No visit to New Orleans would be complete unless you left stuffed to the gills. While there are lots of upscale restaurants in the Big Easy, it isn't necessary to spend a lot of money to eat well. This is "Pierre Maspero's". We've eaten here twice in the last few years, and been very pleased with the food, service, and the value both times.
This is "The Coffee Pot Restaurant". It is alleged to have the ugliest chandelier in New Orleans. Here it is, judge for yourself. Breakfast here was, however, a truly memorable experience. Penny had a fabulous, uniquely New Orleans variation on Eggs Benedict, and Ted had a delicious omelet based on Oysters Rockefeller.
We ate at "Coop's" our last evening here. It has a very good jambalaya, but the red beans and rice with tasso were the best. This is their kitchen. In the front window is a cat bed complete with cat. We both wondered how they ever passed a health inspection. Never happen in Portland, OR!
The produce in the French Market is always unique. There were several baskets of sugar cane.
Residents of New Orleans are always ready to party, any time, any place. We thought this fire hydrant table was a really clever idea. Again, I doubt this would be possible in Portland, OR.
They love their Saints here. We had a lot of fun walking past several bars on Sunday while the Saints were playing. With every score, and when the game was over and New Orleans had won a squeaker, each place erupted in cries of "Who dat, who dat, who dat say de gonna beat dem Saints?"
New Orleans is known for its street entertainers. There were good (and some bad) musicians, kids in tap lines, and just about any other act imaginable. We liked this fellow who stood completely motionless as he climbed a ladder to nowhere with a 2x4 on his shoulder.

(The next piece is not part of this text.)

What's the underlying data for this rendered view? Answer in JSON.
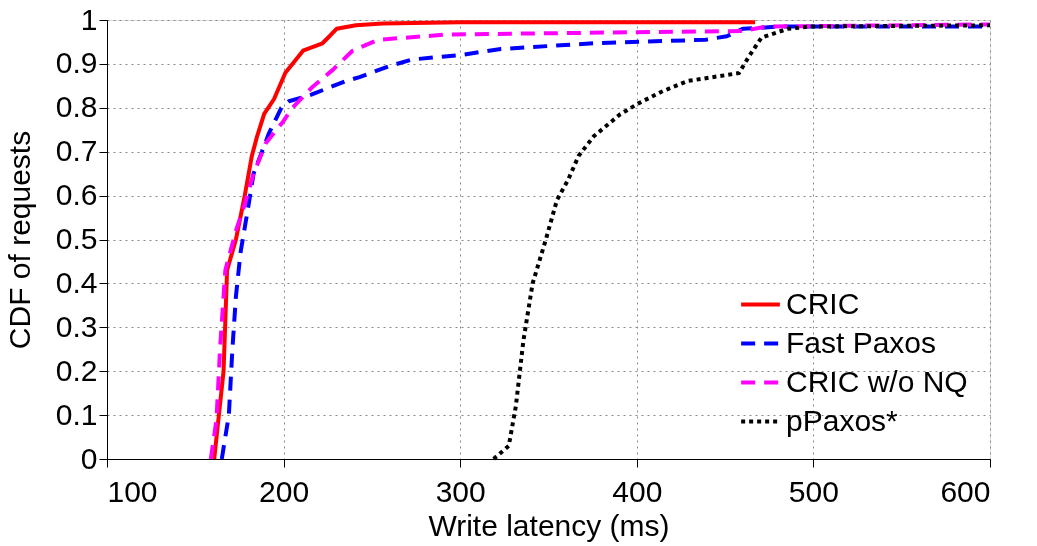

The Big Easy has always been a city of contrasts. One of them is illustrated in this row of tarot card/palm/aura readers and psychics in front of St Louis Cathedral. Just down the street is a shop specializing in voodoo artifacts.
Many of these street artists were quite talented. Penny and I both commented that we would like to have some of their wares in our home when we decide to go back to living in a house without wheels.
Across downtown from the hurdy-gurdy of the French Quarter lies the elegance of the Garden District illustrated in this house.